The Overrated Best Practice: Why 'Clean Code' Can Be a Trap
Every junior dev is told to write "clean code" first. But after years in the trenches, I've seen this advice burn out more engineers than it helps.
The Cult of Clean Code
Don't get me wrong—readable, maintainable code is important. The problem isn't clean code itself. It's the way we've turned it into a religion.
I've watched engineers spend three days refactoring a function that works perfectly fine because it wasn't "clean enough." I've seen teams delay launches because someone decided the codebase needed to be restructured first.
Meanwhile, the competitor shipped.
What Clean Code Actually Costs
Time: Every hour spent making code "cleaner" is an hour not spent building features or fixing bugs.
Consistency: Different developers have different definitions of "clean." What one person considers elegant, another sees as over-engineered.
Paralysis: The pursuit of perfection can prevent shipping. "I'll clean this up before merging" becomes "I'll rewrite this entire module."
A Better Approach
Here's what I tell junior developers now:
1. Working code beats clean code. Ship it first. Refactor when you have real data about what matters.
2. Clean code is a tool, not a goal. Use it when it helps. Ignore it when it doesn't.
3. The best code is code that doesn't need to exist. Before writing anything, ask: can I solve this with less code? Can I delete something?

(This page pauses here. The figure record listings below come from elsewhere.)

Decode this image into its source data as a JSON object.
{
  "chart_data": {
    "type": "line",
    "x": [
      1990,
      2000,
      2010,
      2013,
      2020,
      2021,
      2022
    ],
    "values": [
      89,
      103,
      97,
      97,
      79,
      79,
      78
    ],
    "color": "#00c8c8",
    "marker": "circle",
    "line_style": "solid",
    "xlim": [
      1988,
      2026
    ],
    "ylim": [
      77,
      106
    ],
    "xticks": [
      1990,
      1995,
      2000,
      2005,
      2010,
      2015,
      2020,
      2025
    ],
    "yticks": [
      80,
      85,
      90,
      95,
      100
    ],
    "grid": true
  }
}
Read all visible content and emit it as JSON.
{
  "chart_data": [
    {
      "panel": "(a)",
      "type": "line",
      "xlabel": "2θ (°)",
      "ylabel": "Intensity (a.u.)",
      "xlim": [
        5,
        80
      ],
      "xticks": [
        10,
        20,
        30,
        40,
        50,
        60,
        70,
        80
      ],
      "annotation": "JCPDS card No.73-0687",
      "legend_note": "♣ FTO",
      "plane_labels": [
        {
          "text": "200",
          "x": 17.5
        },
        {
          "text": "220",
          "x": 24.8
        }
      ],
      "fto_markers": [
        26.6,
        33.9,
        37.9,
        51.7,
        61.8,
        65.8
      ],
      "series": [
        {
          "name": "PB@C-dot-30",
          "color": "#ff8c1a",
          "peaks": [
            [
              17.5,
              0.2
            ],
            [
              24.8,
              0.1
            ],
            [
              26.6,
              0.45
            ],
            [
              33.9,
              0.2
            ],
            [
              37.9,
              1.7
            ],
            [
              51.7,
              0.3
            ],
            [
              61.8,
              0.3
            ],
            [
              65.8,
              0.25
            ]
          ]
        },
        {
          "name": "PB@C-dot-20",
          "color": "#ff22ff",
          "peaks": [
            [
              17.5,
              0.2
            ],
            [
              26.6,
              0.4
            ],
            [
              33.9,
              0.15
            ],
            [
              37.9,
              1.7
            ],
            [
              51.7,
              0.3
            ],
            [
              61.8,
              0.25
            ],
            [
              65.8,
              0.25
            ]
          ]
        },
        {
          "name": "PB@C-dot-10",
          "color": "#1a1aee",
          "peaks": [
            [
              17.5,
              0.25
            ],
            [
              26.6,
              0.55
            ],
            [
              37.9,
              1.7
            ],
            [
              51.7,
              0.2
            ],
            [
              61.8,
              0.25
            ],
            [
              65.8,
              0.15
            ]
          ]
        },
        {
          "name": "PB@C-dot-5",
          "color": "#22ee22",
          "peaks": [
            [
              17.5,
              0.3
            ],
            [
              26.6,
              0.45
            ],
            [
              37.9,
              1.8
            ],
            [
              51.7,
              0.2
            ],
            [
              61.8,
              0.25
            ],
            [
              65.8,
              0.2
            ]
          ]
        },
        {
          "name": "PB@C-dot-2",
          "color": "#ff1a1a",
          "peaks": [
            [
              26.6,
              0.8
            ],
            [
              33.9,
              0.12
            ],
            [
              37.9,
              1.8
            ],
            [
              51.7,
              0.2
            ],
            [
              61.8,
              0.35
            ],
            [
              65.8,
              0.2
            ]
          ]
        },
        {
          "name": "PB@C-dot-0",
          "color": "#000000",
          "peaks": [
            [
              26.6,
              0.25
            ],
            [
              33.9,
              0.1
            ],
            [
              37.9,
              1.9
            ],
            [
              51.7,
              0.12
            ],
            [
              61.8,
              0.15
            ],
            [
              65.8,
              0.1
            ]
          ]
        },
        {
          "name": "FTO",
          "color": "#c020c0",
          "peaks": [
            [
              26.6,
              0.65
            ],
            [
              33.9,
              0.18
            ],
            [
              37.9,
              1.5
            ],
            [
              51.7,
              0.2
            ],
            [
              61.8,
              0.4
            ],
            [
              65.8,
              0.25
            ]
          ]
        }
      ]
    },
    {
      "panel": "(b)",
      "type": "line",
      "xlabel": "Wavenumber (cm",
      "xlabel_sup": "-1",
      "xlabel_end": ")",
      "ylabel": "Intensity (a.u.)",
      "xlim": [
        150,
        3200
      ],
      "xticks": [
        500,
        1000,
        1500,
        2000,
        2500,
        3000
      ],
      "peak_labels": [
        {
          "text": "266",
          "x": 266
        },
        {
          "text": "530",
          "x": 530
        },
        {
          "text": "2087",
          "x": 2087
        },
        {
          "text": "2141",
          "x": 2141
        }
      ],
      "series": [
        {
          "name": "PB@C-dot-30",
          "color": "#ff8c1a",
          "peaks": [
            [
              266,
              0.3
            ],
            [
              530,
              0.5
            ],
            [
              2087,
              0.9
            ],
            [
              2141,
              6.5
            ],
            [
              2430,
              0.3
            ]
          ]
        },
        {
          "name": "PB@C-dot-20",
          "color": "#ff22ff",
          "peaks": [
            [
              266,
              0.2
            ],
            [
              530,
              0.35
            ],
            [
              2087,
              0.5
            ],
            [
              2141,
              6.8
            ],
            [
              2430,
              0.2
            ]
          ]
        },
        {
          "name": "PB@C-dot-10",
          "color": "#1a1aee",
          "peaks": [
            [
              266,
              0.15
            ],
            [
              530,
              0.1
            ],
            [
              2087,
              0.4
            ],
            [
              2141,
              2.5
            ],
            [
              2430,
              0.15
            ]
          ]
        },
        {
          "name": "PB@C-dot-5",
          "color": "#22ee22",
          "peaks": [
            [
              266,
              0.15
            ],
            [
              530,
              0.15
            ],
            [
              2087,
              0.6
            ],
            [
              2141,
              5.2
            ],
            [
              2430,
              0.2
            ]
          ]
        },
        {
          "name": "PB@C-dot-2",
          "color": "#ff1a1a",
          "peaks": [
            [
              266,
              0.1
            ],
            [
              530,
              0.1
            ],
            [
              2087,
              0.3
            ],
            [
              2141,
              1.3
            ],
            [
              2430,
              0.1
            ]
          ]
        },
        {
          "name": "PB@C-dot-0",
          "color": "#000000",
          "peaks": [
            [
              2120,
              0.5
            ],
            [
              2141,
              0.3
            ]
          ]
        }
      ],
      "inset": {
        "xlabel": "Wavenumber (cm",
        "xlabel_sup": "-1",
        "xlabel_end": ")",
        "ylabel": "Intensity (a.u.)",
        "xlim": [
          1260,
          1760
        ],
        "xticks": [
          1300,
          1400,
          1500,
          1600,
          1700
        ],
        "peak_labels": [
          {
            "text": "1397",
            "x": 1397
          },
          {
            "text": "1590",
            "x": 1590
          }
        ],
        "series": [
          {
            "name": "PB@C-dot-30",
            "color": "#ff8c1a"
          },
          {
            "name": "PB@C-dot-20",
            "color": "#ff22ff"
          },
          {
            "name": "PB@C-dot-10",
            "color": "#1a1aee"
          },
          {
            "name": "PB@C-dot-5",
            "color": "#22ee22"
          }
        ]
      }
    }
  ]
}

4. Optimize for understanding, not aesthetics. A slightly "ugly" function with good comments beats a beautiful abstraction that nobody can follow.
The Real Skill
The best engineers I know aren't the ones who write the cleanest code. They're the ones who know when clean code matters and when it doesn't.
Sometimes you need a beautifully architected system. Sometimes you need a hacky script that solves the problem right now.
Knowing the difference? That's the real skill.